Can crisis inquiry live up to 1930s trailblazer?
Ferdinand Pecora turned a tame United States investigation of the 1929 Crash into an exposé that spawned far-reaching banking reform. Despite flashes of incisiveness from Chairman Phil Angelides, the Financial Crisis Inquiry Commission’s debut with Wall Street bosses Wednesday lacked that kind of promise. It’s early days, but the panel needs to sharpen up.
Mr. Angelides began on a high note, quizzing Goldman Sachs honcho Lloyd Blankfein about the firm’s dual role marketing financial products to customers and, elsewhere in the organization, at times selling the same products short. But Mr. Angelides didn’t have time to press his point, and the other commissioners mostly offered softer questions.
Jamie Dimon, John Mack and Brian Moynihan, respectively the bosses of JPMorgan, Morgan Stanley and Bank of America, took less flak – but that may be because they escaped questioning from Mr. Angelides, who concentrated on Mr. Blankfein.
Even Brooksley Born, famous for battling former Federal Reserve Chairman Alan Greenspan and other bigwigs over derivatives regulation, didn’t press the bank chief executives very hard.

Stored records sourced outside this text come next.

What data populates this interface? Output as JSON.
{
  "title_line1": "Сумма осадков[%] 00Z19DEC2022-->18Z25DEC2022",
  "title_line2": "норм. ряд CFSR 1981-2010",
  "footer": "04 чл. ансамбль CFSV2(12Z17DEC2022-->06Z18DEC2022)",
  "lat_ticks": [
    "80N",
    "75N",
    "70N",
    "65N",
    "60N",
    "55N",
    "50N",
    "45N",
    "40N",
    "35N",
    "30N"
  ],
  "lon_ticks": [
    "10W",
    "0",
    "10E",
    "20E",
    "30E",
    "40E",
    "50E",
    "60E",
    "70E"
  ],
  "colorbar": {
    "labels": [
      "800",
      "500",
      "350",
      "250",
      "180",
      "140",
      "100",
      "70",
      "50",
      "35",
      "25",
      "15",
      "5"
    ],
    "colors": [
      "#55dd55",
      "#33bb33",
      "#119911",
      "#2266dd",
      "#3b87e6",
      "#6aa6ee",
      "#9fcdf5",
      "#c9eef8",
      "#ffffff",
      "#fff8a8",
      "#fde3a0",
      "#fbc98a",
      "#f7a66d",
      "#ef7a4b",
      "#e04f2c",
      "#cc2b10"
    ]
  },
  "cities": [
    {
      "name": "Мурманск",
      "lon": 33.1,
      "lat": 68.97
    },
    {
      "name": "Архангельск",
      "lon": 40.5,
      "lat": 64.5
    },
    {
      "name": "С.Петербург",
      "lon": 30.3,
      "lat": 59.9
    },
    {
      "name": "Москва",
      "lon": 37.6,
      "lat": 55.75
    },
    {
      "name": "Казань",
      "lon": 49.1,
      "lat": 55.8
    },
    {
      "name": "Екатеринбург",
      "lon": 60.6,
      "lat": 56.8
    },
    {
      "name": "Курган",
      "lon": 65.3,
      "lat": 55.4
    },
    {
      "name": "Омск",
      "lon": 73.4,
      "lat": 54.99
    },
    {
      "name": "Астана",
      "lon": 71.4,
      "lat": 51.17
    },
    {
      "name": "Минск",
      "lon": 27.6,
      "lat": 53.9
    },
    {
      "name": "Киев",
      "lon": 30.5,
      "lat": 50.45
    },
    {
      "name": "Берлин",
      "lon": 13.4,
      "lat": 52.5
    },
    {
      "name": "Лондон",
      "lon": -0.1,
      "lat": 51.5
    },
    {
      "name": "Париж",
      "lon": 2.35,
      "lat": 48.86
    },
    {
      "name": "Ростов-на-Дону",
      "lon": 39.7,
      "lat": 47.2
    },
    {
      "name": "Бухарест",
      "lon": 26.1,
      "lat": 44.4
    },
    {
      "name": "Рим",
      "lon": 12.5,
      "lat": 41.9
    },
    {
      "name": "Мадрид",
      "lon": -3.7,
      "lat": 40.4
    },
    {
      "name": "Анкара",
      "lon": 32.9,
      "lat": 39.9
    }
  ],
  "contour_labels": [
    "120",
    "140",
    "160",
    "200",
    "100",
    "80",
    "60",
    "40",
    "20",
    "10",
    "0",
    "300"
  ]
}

Of course, this is just the beginning. Aside from looking at Goldman’s apparent conflicts, the American International Group rescue, derivatives trading, bank leverage, credit ratings and other potential financial sector causes of the crisis, the government’s role demands scrutiny, too. That includes not just regulatory failures but also policies that promote and subsidize home ownership – raised by Mr. Blankfein in his testimony – and the extremes of leverage allowed at government-linked mortgage giants Fannie Mae and Freddie Mac, an issue brought up by Mr. Dimon.
With all this ground to cover, there is time for Mr. Angelides’ panel to hit its stride. Back in the 1930s, it took the arrival of Mr. Pecora in 1933 – only as counsel to the Senate investigation, and its fourth one at that – to galvanize proceedings and earn his name’s association with the commission, which led to the Securities Act of 1933 and the Securities Exchange Act of 1934.
If Mr. Angelides wants his own name linked with similarly meaningful results this time around, he needs to knock his team into leaner, meaner shape.